Making list and checking it twice, no more like 10 times

Maybe it's because I have memory problems, or maybe it's that I'm worried that I'll forget something important.  My list are not about shopping for gifts or even list of places to go and parties to attend.  No my list are about packing and moving to Uganda, Africa.  Yes, we are really moving, and I have 3 days left to get everything in. Clothes, books, ministry supplies, shoes, water filter, Oh yes, I must not forget my Bible and writing notebook.  I have many things left on my list to pack. So please forgive me if this post is not very long.  I have to go check my list... again....

Jessie and friends

Saturday, November 8, 2014

So I started my blog.  Yes, I know, I haven't blogged in 4 years.  But sometimes I miss getting my thoughts down in writing.  Would you like to journey with me, with my family, as we step out in faith and do what He is calling us to do?
 In  about one month we will be packing our bags and as a family moving to Uganda, Africa.  Yes, we have been missionaries in the past.  Actually, Jason and I both have been raised as missionary kids, sometimes known as MKs.  Since we have been married we have lived about 6 yrs.of our life in Ukraine,
Now God is leading on another journey.  One which is exciting, scary, humbling, and sometimes hard.  But I plan on finding as much joy in the journey as I can.
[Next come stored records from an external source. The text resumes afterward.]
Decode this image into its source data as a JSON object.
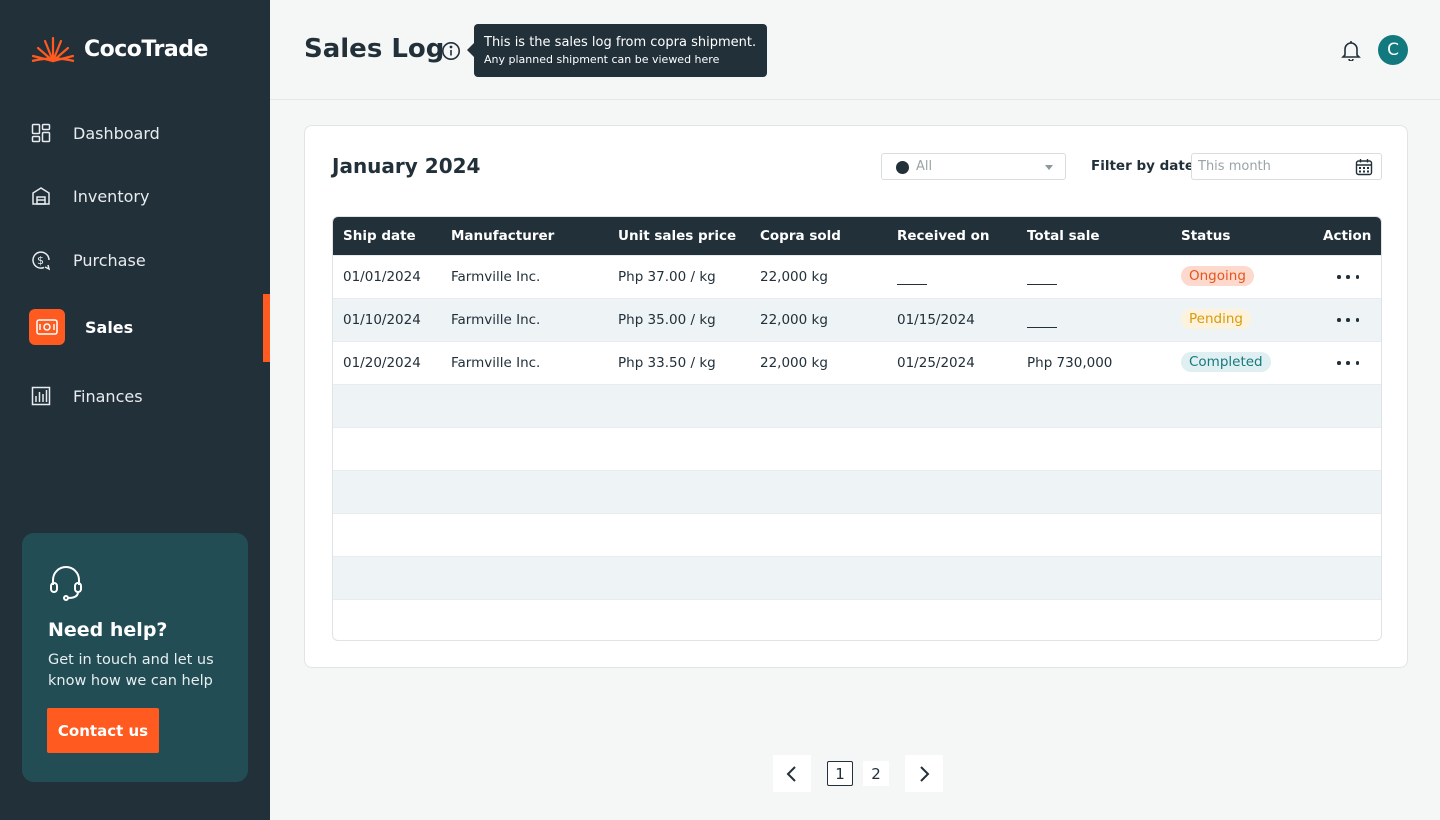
{
  "brand": {
    "name": "CocoTrade"
  },
  "sidebar": {
    "items": [
      {
        "label": "Dashboard",
        "icon": "dashboard-icon"
      },
      {
        "label": "Inventory",
        "icon": "warehouse-icon"
      },
      {
        "label": "Purchase",
        "icon": "purchase-icon"
      },
      {
        "label": "Sales",
        "icon": "sales-icon",
        "active": true
      },
      {
        "label": "Finances",
        "icon": "chart-icon"
      }
    ],
    "help": {
      "title": "Need help?",
      "text": "Get in touch and let us know how we can help",
      "button": "Contact us"
    }
  },
  "header": {
    "title": "Sales Log",
    "tooltip_line1": "This is the sales log from copra shipment.",
    "tooltip_line2": "Any planned shipment can be viewed here",
    "avatar_initial": "C"
  },
  "card": {
    "title": "January 2024",
    "status_filter": "All",
    "filter_label": "Filter by date",
    "date_value": "This month"
  },
  "table": {
    "columns": [
      "Ship date",
      "Manufacturer",
      "Unit sales price",
      "Copra sold",
      "Received on",
      "Total sale",
      "Status",
      "Action"
    ],
    "rows": [
      {
        "ship_date": "01/01/2024",
        "manufacturer": "Farmville Inc.",
        "unit_price": "Php 37.00 / kg",
        "copra_sold": "22,000 kg",
        "received_on": "",
        "total_sale": "",
        "status": "Ongoing"
      },
      {
        "ship_date": "01/10/2024",
        "manufacturer": "Farmville Inc.",
        "unit_price": "Php 35.00 / kg",
        "copra_sold": "22,000 kg",
        "received_on": "01/15/2024",
        "total_sale": "",
        "status": "Pending"
      },
      {
        "ship_date": "01/20/2024",
        "manufacturer": "Farmville Inc.",
        "unit_price": "Php 33.50 / kg",
        "copra_sold": "22,000 kg",
        "received_on": "01/25/2024",
        "total_sale": "Php 730,000",
        "status": "Completed"
      }
    ]
  },
  "pagination": {
    "pages": [
      "1",
      "2"
    ],
    "current": "1"
  },
  "colors": {
    "sidebar": "#22303a",
    "accent": "#ff5a1f",
    "help_card": "#234d55",
    "avatar": "#127a7f"
  }
}
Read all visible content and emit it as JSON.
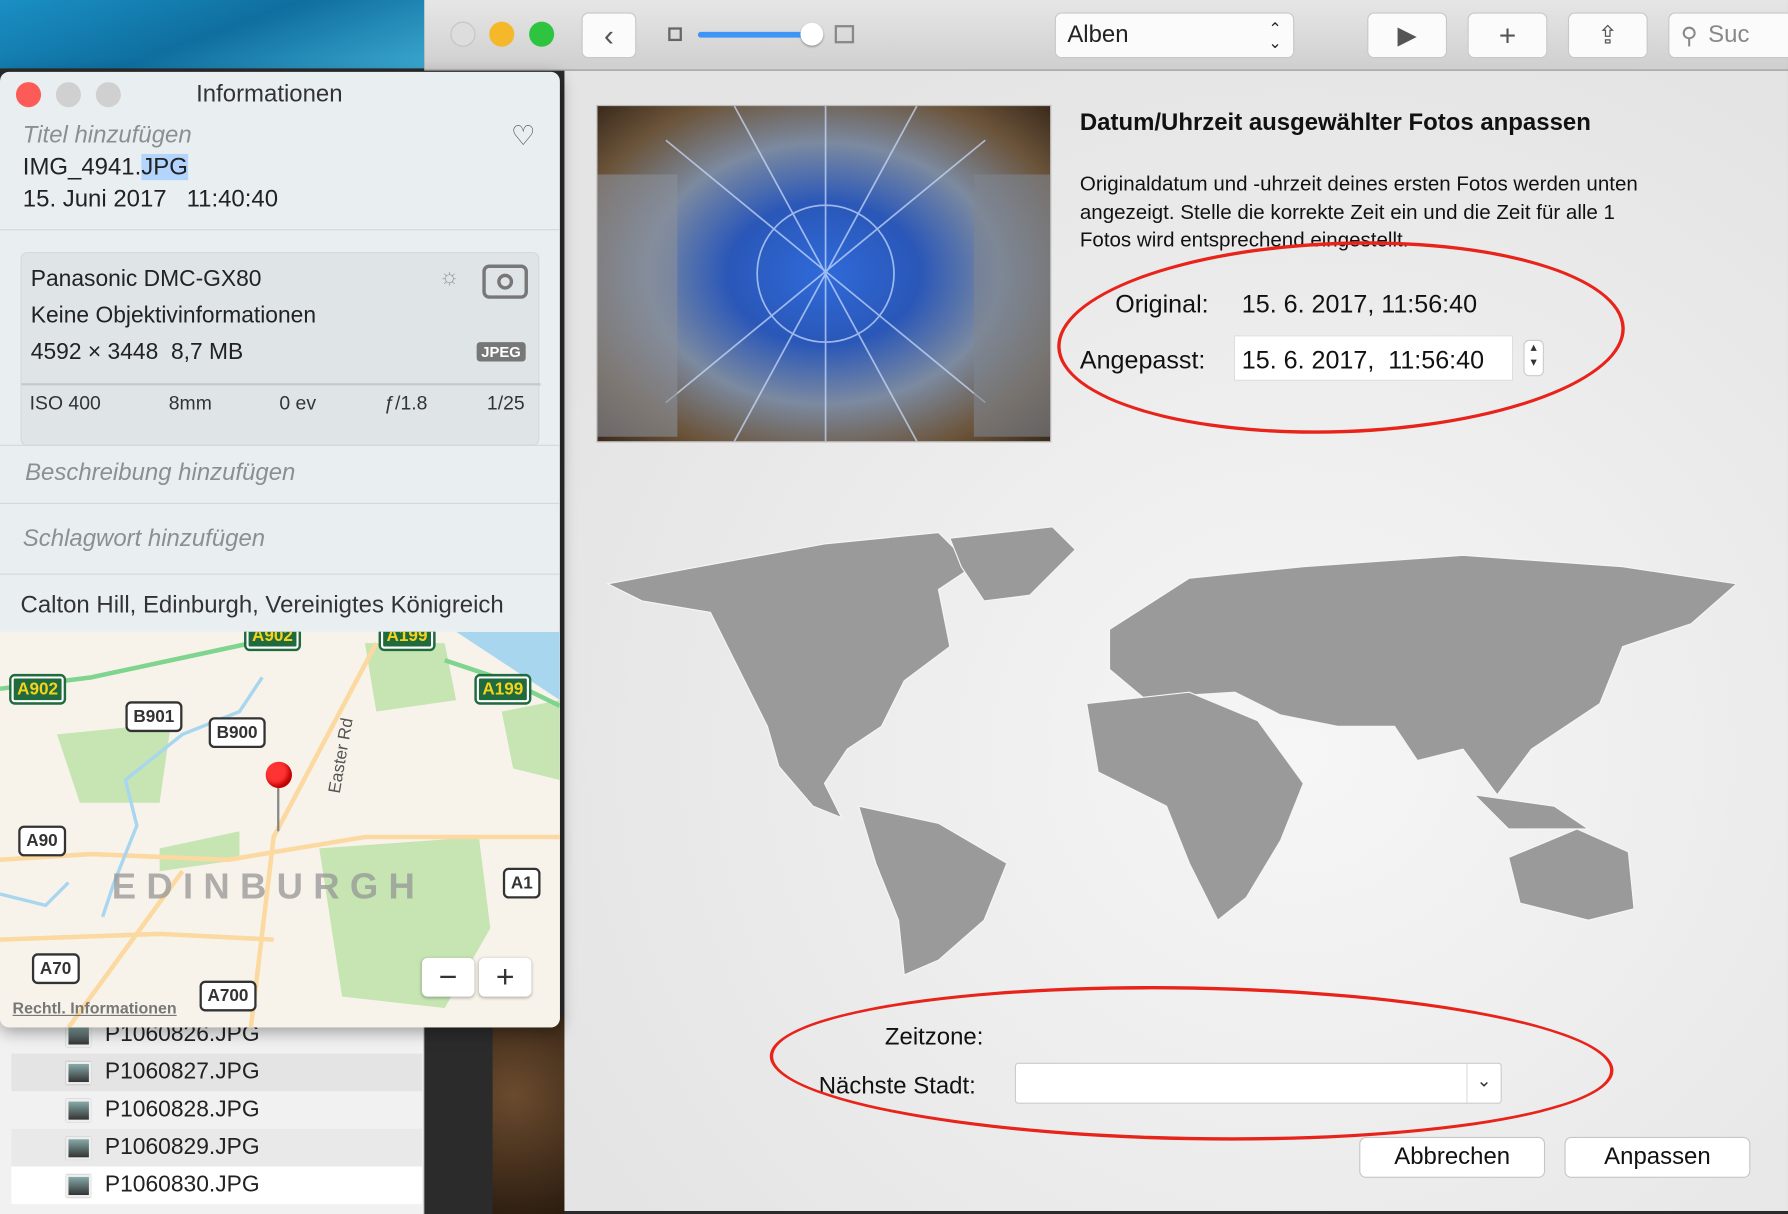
{
  "toolbar": {
    "view_select": "Alben",
    "search_placeholder": "Suc"
  },
  "info": {
    "title": "Informationen",
    "title_placeholder": "Titel hinzufügen",
    "filename_base": "IMG_4941.",
    "filename_ext": "JPG",
    "date": "15. Juni 2017",
    "time": "11:40:40",
    "camera": "Panasonic DMC-GX80",
    "lens": "Keine Objektivinformationen",
    "dimensions": "4592 × 3448",
    "filesize": "8,7 MB",
    "format": "JPEG",
    "exif": {
      "iso": "ISO 400",
      "focal": "8mm",
      "ev": "0 ev",
      "aperture": "ƒ/1.8",
      "shutter": "1/25"
    },
    "description_placeholder": "Beschreibung hinzufügen",
    "keyword_placeholder": "Schlagwort hinzufügen",
    "location": "Calton Hill, Edinburgh, Vereinigtes Königreich"
  },
  "map": {
    "city": "EDINBURGH",
    "street": "Easter Rd",
    "roads": [
      "A902",
      "A199",
      "A902",
      "A199",
      "B901",
      "B900",
      "A90",
      "A1",
      "A70",
      "A700"
    ],
    "legal": "Rechtl. Informationen",
    "zoom_out": "−",
    "zoom_in": "+"
  },
  "files": [
    "P1060826.JPG",
    "P1060827.JPG",
    "P1060828.JPG",
    "P1060829.JPG",
    "P1060830.JPG"
  ],
  "dialog": {
    "heading": "Datum/Uhrzeit ausgewählter Fotos anpassen",
    "description_1": "Originaldatum und -uhrzeit deines ersten Fotos werden unten",
    "description_2": "angezeigt. Stelle die korrekte Zeit ein und die Zeit für alle 1",
    "description_3": "Fotos wird entsprechend eingestellt.",
    "original_label": "Original:",
    "original_value": "15. 6. 2017,  11:56:40",
    "adjusted_label": "Angepasst:",
    "adjusted_value": "15. 6. 2017,  11:56:40",
    "timezone_label": "Zeitzone:",
    "city_label": "Nächste Stadt:",
    "city_value": "",
    "cancel": "Abbrechen",
    "apply": "Anpassen"
  },
  "annotation_color": "#e8231a"
}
As God helps me, and I find and learn exciting and new discoveries along the way, I will do my best to share the with you.  That way you can feel like you are part of this journey as well.
 I do not claim to have it all together. I can tell you this right now, I know I don't have all the answers.  But I know Someone who does. I cannot take away all the pain in this wold,  but I can walk with them through their pain.  Some may not even know that they need Jesus.  I can love them and point the way.
I am a missionary, not because I have all the answers, but because I love walking along side others as they journey toward Jesus. Come to think of it, you could do it too, if you aren't already!  Why not start today!